By James Saft
Feb 28 (Reuters) - Don't hold your breath waiting for that Great Rotation out of global bonds and into stocks. Even so, go into stocks anyway if you are big enough and tough enough to survive the inevitable volatility.
The idea that investors will soon start to move much of the cash they've plunged into very low-yielding but safe government bonds into stocks is intuitively appealing. After all rates have to rise some time and the 30-year-plus bond bull market is looking long in the tooth. It also makes intuitive sense given the likelihood of lousy inflation-adjusted returns, even losses, in bonds.
The only problem is the world is brimming with old people, rickety banks and foreign central banks, all of whom want and need safe assets almost without regard to the price.
The upshot: equities will likely outperform bonds over the medium and long term but returns will be low by historical standards.
Behind the Great Rotation theory is a fear that when central banks begin to unload their government bonds, private investors will bail out, too, driving interest rates up. That will kill portfolios with heavy bond exposure - and there are a lot of them.
Don't bet on it.
"Structural demand for safe havens is likely to remain high and, when combined with the structural scarcity of such assets, is likely to keep interest rates on safe assets low," economist Michael Gapen wrote in the annual Barclays Equity Gilt Study, a long-running series on asset markets and returns.
Safe assets are, usually, government debt, which rarely default and are easily bought and sold even in times of distress or market dislocation. One of the ironies of the financial crisis is that even though government debt is objectively more risky now, demand is higher.
That's because, in part, if the safest assets are riskier you need more of them in a mixed portfolio to have the same absolute level of risk. It's also because a lot of assets which were created and bought as "safe" before the crisis - such as asset-backed securities - proved to be anything but.
By the loose definitions of 2007, safe assets equaled about 35 percent of global GDP in 2007. Take out all the faux-AAA debt and now that figure is nearer 25 percent, and expected to shrink in the coming decade. Less supply and more demand equals high prices.
Figure in that much of the world's wealth is controlled by people in or approaching retirement, and you have a recipe for strong demand for government bonds, even amid a deteriorating longer-term outlook for government finances.

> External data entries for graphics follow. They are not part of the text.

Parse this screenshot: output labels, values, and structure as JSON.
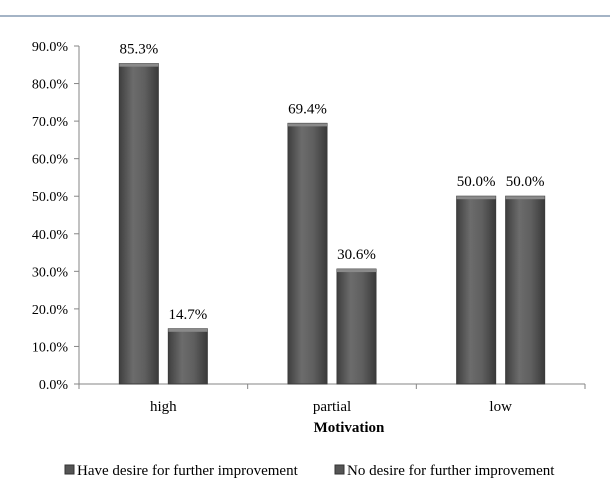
{
  "chart_data": {
    "type": "bar",
    "categories": [
      "high",
      "partial",
      "low"
    ],
    "series": [
      {
        "name": "Have desire for further improvement",
        "values": [
          85.3,
          69.4,
          50.0
        ]
      },
      {
        "name": "No desire for further improvement",
        "values": [
          14.7,
          30.6,
          50.0
        ]
      }
    ],
    "data_labels": [
      [
        "85.3%",
        "69.4%",
        "50.0%"
      ],
      [
        "14.7%",
        "30.6%",
        "50.0%"
      ]
    ],
    "title": "",
    "xlabel": "Motivation",
    "ylabel": "",
    "ylim": [
      0,
      90
    ],
    "yticks": [
      "0.0%",
      "10.0%",
      "20.0%",
      "30.0%",
      "40.0%",
      "50.0%",
      "60.0%",
      "70.0%",
      "80.0%",
      "90.0%"
    ],
    "grid": false,
    "legend_position": "bottom",
    "colors": {
      "bar_fill": "#5a5a5a",
      "bar_edge": "#3a3a3a",
      "axis": "#868686",
      "top_rule": "#4a6a8c"
    }
  }
}
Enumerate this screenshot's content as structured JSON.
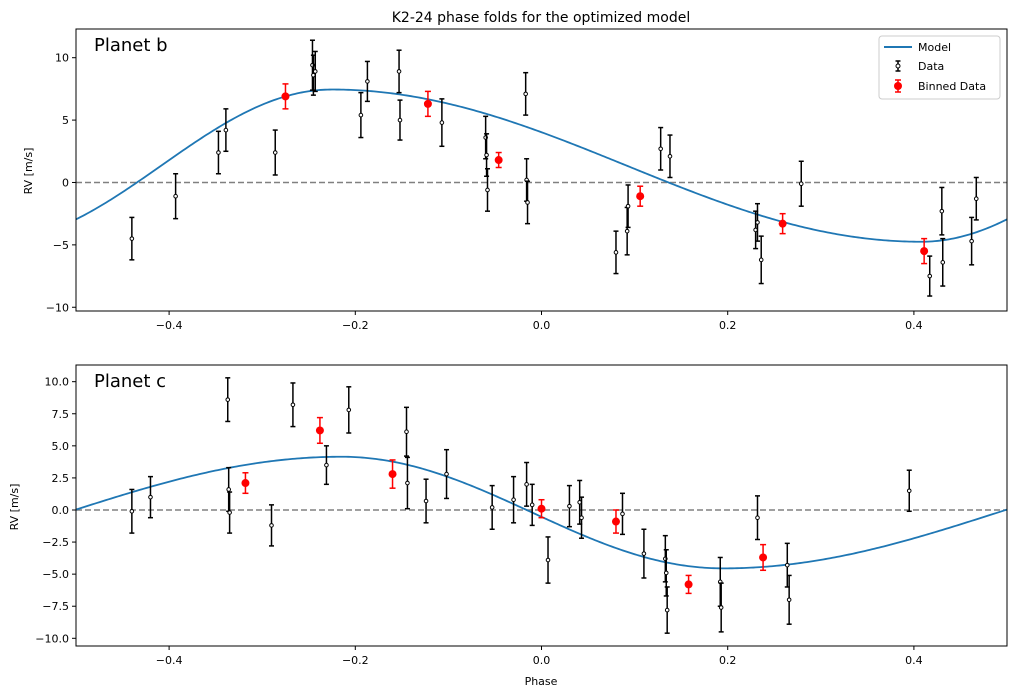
{
  "figure": {
    "title": "K2-24 phase folds for the optimized model"
  },
  "legend": {
    "model_label": "Model",
    "data_label": "Data",
    "binned_label": "Binned Data"
  },
  "colors": {
    "model": "#1f77b4",
    "data": "#000000",
    "binned": "#ff0000",
    "zero_line": "#808080"
  },
  "chart_data": [
    {
      "type": "scatter",
      "panel_label": "Planet b",
      "xlabel": "",
      "ylabel": "RV [m/s]",
      "xlim": [
        -0.5,
        0.5
      ],
      "ylim": [
        -10.3,
        12.3
      ],
      "xticks": [
        -0.4,
        -0.2,
        0.0,
        0.2,
        0.4
      ],
      "xtick_labels": [
        "−0.4",
        "−0.2",
        "0.0",
        "0.2",
        "0.4"
      ],
      "yticks": [
        -10,
        -5,
        0,
        5,
        10
      ],
      "ytick_labels": [
        "−10",
        "−5",
        "0",
        "5",
        "10"
      ],
      "legend_position": "upper right",
      "zero_line": 0,
      "model": {
        "name": "Model",
        "amplitude": 6.1,
        "offset": 1.35,
        "peak_phase": -0.225,
        "min_phase": 0.408
      },
      "series": [
        {
          "name": "Data",
          "points": [
            {
              "x": -0.44,
              "y": -4.5,
              "err": 1.7
            },
            {
              "x": -0.393,
              "y": -1.1,
              "err": 1.8
            },
            {
              "x": -0.347,
              "y": 2.4,
              "err": 1.7
            },
            {
              "x": -0.339,
              "y": 4.2,
              "err": 1.7
            },
            {
              "x": -0.286,
              "y": 2.4,
              "err": 1.8
            },
            {
              "x": -0.246,
              "y": 9.4,
              "err": 2.0
            },
            {
              "x": -0.245,
              "y": 8.6,
              "err": 1.6
            },
            {
              "x": -0.243,
              "y": 8.9,
              "err": 1.6
            },
            {
              "x": -0.194,
              "y": 5.4,
              "err": 1.8
            },
            {
              "x": -0.187,
              "y": 8.1,
              "err": 1.6
            },
            {
              "x": -0.153,
              "y": 8.9,
              "err": 1.7
            },
            {
              "x": -0.152,
              "y": 5.0,
              "err": 1.6
            },
            {
              "x": -0.107,
              "y": 4.8,
              "err": 1.9
            },
            {
              "x": -0.06,
              "y": 3.6,
              "err": 1.7
            },
            {
              "x": -0.059,
              "y": 2.2,
              "err": 1.7
            },
            {
              "x": -0.058,
              "y": -0.6,
              "err": 1.7
            },
            {
              "x": -0.017,
              "y": 7.1,
              "err": 1.7
            },
            {
              "x": -0.016,
              "y": 0.2,
              "err": 1.7
            },
            {
              "x": -0.015,
              "y": -1.6,
              "err": 1.7
            },
            {
              "x": 0.08,
              "y": -5.6,
              "err": 1.7
            },
            {
              "x": 0.092,
              "y": -3.9,
              "err": 1.9
            },
            {
              "x": 0.093,
              "y": -1.9,
              "err": 1.7
            },
            {
              "x": 0.128,
              "y": 2.7,
              "err": 1.7
            },
            {
              "x": 0.138,
              "y": 2.1,
              "err": 1.7
            },
            {
              "x": 0.23,
              "y": -3.8,
              "err": 1.5
            },
            {
              "x": 0.232,
              "y": -3.2,
              "err": 1.5
            },
            {
              "x": 0.236,
              "y": -6.2,
              "err": 1.9
            },
            {
              "x": 0.279,
              "y": -0.1,
              "err": 1.8
            },
            {
              "x": 0.417,
              "y": -7.5,
              "err": 1.6
            },
            {
              "x": 0.43,
              "y": -2.3,
              "err": 1.9
            },
            {
              "x": 0.431,
              "y": -6.4,
              "err": 1.9
            },
            {
              "x": 0.462,
              "y": -4.7,
              "err": 1.9
            },
            {
              "x": 0.467,
              "y": -1.3,
              "err": 1.7
            }
          ]
        },
        {
          "name": "Binned Data",
          "points": [
            {
              "x": -0.275,
              "y": 6.9,
              "err": 1.0
            },
            {
              "x": -0.122,
              "y": 6.3,
              "err": 1.0
            },
            {
              "x": -0.046,
              "y": 1.8,
              "err": 0.6
            },
            {
              "x": 0.106,
              "y": -1.1,
              "err": 0.8
            },
            {
              "x": 0.259,
              "y": -3.3,
              "err": 0.8
            },
            {
              "x": 0.411,
              "y": -5.5,
              "err": 1.0
            }
          ]
        }
      ]
    },
    {
      "type": "scatter",
      "panel_label": "Planet c",
      "xlabel": "Phase",
      "ylabel": "RV [m/s]",
      "xlim": [
        -0.5,
        0.5
      ],
      "ylim": [
        -10.6,
        11.3
      ],
      "xticks": [
        -0.4,
        -0.2,
        0.0,
        0.2,
        0.4
      ],
      "xtick_labels": [
        "−0.4",
        "−0.2",
        "0.0",
        "0.2",
        "0.4"
      ],
      "yticks": [
        -10,
        -7.5,
        -5,
        -2.5,
        0,
        2.5,
        5,
        7.5,
        10
      ],
      "ytick_labels": [
        "−10.0",
        "−7.5",
        "−5.0",
        "−2.5",
        "0.0",
        "2.5",
        "5.0",
        "7.5",
        "10.0"
      ],
      "legend_position": "",
      "zero_line": 0,
      "model": {
        "name": "Model",
        "amplitude": 4.35,
        "offset": -0.2,
        "peak_phase": -0.215,
        "min_phase": 0.195
      },
      "series": [
        {
          "name": "Data",
          "points": [
            {
              "x": -0.44,
              "y": -0.1,
              "err": 1.7
            },
            {
              "x": -0.42,
              "y": 1.0,
              "err": 1.6
            },
            {
              "x": -0.337,
              "y": 8.6,
              "err": 1.7
            },
            {
              "x": -0.336,
              "y": 1.6,
              "err": 1.7
            },
            {
              "x": -0.335,
              "y": -0.2,
              "err": 1.6
            },
            {
              "x": -0.29,
              "y": -1.2,
              "err": 1.6
            },
            {
              "x": -0.267,
              "y": 8.2,
              "err": 1.7
            },
            {
              "x": -0.231,
              "y": 3.5,
              "err": 1.5
            },
            {
              "x": -0.207,
              "y": 7.8,
              "err": 1.8
            },
            {
              "x": -0.145,
              "y": 6.1,
              "err": 1.9
            },
            {
              "x": -0.144,
              "y": 2.1,
              "err": 2.0
            },
            {
              "x": -0.124,
              "y": 0.7,
              "err": 1.7
            },
            {
              "x": -0.102,
              "y": 2.8,
              "err": 1.9
            },
            {
              "x": -0.053,
              "y": 0.2,
              "err": 1.7
            },
            {
              "x": -0.03,
              "y": 0.8,
              "err": 1.8
            },
            {
              "x": -0.016,
              "y": 2.0,
              "err": 1.7
            },
            {
              "x": -0.01,
              "y": 0.4,
              "err": 1.6
            },
            {
              "x": 0.007,
              "y": -3.9,
              "err": 1.8
            },
            {
              "x": 0.03,
              "y": 0.3,
              "err": 1.6
            },
            {
              "x": 0.041,
              "y": 0.6,
              "err": 1.7
            },
            {
              "x": 0.043,
              "y": -0.6,
              "err": 1.6
            },
            {
              "x": 0.087,
              "y": -0.3,
              "err": 1.6
            },
            {
              "x": 0.11,
              "y": -3.4,
              "err": 1.9
            },
            {
              "x": 0.133,
              "y": -3.8,
              "err": 1.8
            },
            {
              "x": 0.134,
              "y": -4.9,
              "err": 1.8
            },
            {
              "x": 0.135,
              "y": -7.8,
              "err": 1.8
            },
            {
              "x": 0.192,
              "y": -5.6,
              "err": 1.9
            },
            {
              "x": 0.193,
              "y": -7.6,
              "err": 1.9
            },
            {
              "x": 0.232,
              "y": -0.6,
              "err": 1.7
            },
            {
              "x": 0.264,
              "y": -4.3,
              "err": 1.7
            },
            {
              "x": 0.266,
              "y": -7.0,
              "err": 1.9
            },
            {
              "x": 0.395,
              "y": 1.5,
              "err": 1.6
            }
          ]
        },
        {
          "name": "Binned Data",
          "points": [
            {
              "x": -0.318,
              "y": 2.1,
              "err": 0.8
            },
            {
              "x": -0.238,
              "y": 6.2,
              "err": 1.0
            },
            {
              "x": -0.16,
              "y": 2.8,
              "err": 1.1
            },
            {
              "x": 0.0,
              "y": 0.1,
              "err": 0.7
            },
            {
              "x": 0.08,
              "y": -0.9,
              "err": 0.9
            },
            {
              "x": 0.158,
              "y": -5.8,
              "err": 0.7
            },
            {
              "x": 0.238,
              "y": -3.7,
              "err": 1.0
            }
          ]
        }
      ]
    }
  ]
}
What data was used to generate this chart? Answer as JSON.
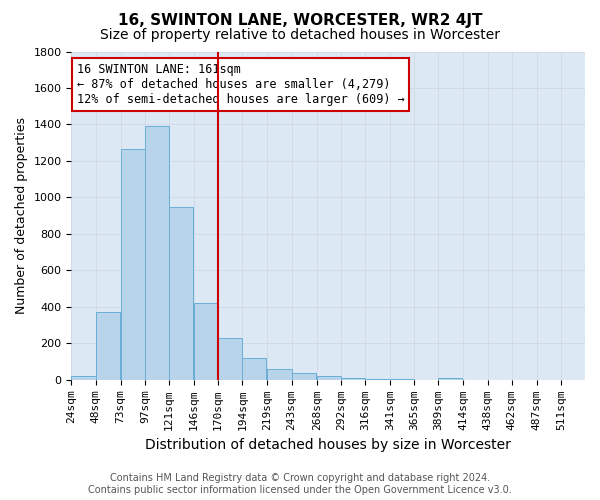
{
  "title": "16, SWINTON LANE, WORCESTER, WR2 4JT",
  "subtitle": "Size of property relative to detached houses in Worcester",
  "xlabel": "Distribution of detached houses by size in Worcester",
  "ylabel": "Number of detached properties",
  "footnote1": "Contains HM Land Registry data © Crown copyright and database right 2024.",
  "footnote2": "Contains public sector information licensed under the Open Government Licence v3.0.",
  "annotation_line1": "16 SWINTON LANE: 161sqm",
  "annotation_line2": "← 87% of detached houses are smaller (4,279)",
  "annotation_line3": "12% of semi-detached houses are larger (609) →",
  "bar_labels": [
    "24sqm",
    "48sqm",
    "73sqm",
    "97sqm",
    "121sqm",
    "146sqm",
    "170sqm",
    "194sqm",
    "219sqm",
    "243sqm",
    "268sqm",
    "292sqm",
    "316sqm",
    "341sqm",
    "365sqm",
    "389sqm",
    "414sqm",
    "438sqm",
    "462sqm",
    "487sqm",
    "511sqm"
  ],
  "bar_values": [
    20,
    375,
    1265,
    1390,
    950,
    420,
    230,
    120,
    60,
    40,
    20,
    10,
    5,
    3,
    2,
    10,
    1,
    0,
    0,
    0,
    0
  ],
  "bar_edges": [
    24,
    48,
    73,
    97,
    121,
    146,
    170,
    194,
    219,
    243,
    268,
    292,
    316,
    341,
    365,
    389,
    414,
    438,
    462,
    487,
    511
  ],
  "bin_width": 24,
  "ylim": [
    0,
    1800
  ],
  "yticks": [
    0,
    200,
    400,
    600,
    800,
    1000,
    1200,
    1400,
    1600,
    1800
  ],
  "vline_x": 170,
  "bar_color": "#b8d4ea",
  "bar_edge_color": "#6aaed6",
  "vline_color": "#cc0000",
  "grid_color": "#d0d8e4",
  "bg_color": "#dce8f4",
  "annotation_box_facecolor": "#ffffff",
  "annotation_box_edgecolor": "#cc0000",
  "title_fontsize": 11,
  "subtitle_fontsize": 10,
  "xlabel_fontsize": 10,
  "ylabel_fontsize": 9,
  "tick_fontsize": 8,
  "annotation_fontsize": 8.5,
  "footnote_fontsize": 7
}
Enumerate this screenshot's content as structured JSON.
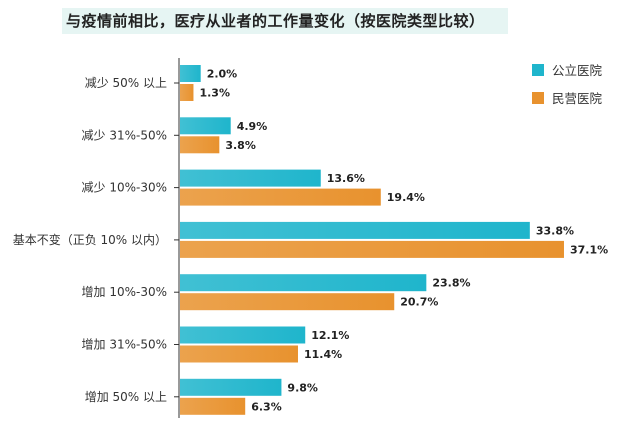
{
  "chart_data": {
    "type": "bar",
    "orientation": "horizontal",
    "title": "与疫情前相比，医疗从业者的工作量变化（按医院类型比较）",
    "categories": [
      "减少 50% 以上",
      "减少 31%-50%",
      "减少 10%-30%",
      "基本不变（正负 10% 以内）",
      "增加 10%-30%",
      "增加 31%-50%",
      "增加 50% 以上"
    ],
    "series": [
      {
        "name": "公立医院",
        "color": "#1fb5cc",
        "values": [
          2.0,
          4.9,
          13.6,
          33.8,
          23.8,
          12.1,
          9.8
        ],
        "labels": [
          "2.0%",
          "4.9%",
          "13.6%",
          "33.8%",
          "23.8%",
          "12.1%",
          "9.8%"
        ]
      },
      {
        "name": "民营医院",
        "color": "#e8922e",
        "values": [
          1.3,
          3.8,
          19.4,
          37.1,
          20.7,
          11.4,
          6.3
        ],
        "labels": [
          "1.3%",
          "3.8%",
          "19.4%",
          "37.1%",
          "20.7%",
          "11.4%",
          "6.3%"
        ]
      }
    ],
    "legend_position": "top-right",
    "grid": false
  }
}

After all, savers eventually want to eat their assets, and very few have assets large enough to accept much equity volatility late in life.
As well, new banking regulations being rolled out will force financial companies to hold many more safe assets, a huge source of demand. That process has years to run and will help to keep rates low.
Barclays thinks bonds will still do poorly over the next five years, with safe-haven bonds losing about 2 percent a year when you take inflation into account. Even though demand will be strong, economic growth, and some inflation, will eventually return, eating away at bond values.
Stocks will outperform by 5 to 6 percentage points annually, but that still only implies a 3 to 4 percent real return.
The gap between stock and bond returns - called the equity risk premium - is about at the historic average, but absolute return on equities will be low. Returns on a mixed portfolio will be even worse, perhaps no more than 1.5 to 2.0 percent annually.
For opportunistic investors it makes sense to be aware of the implications of this. I'd be very wary of companies with big pension fund deficits. Those are only going to get worse. I would also worry about the effect that this will have, over five or 10 years, on consumption and savings. There are still good reasons for savings rate to go structurally higher, and that means less money flowing around the economy, and, theoretically, still lower returns on stocks and bonds.
Still, the best advice is to take the best choice in a bad lot: equities. This is especially true for younger investors, who may want to consider keeping bond allocations lower than is usually recommended.
If you are going to lose 2 percent a year on bonds, and maybe about the same on corporate bonds, the less "safety" you can afford, the better off you will be.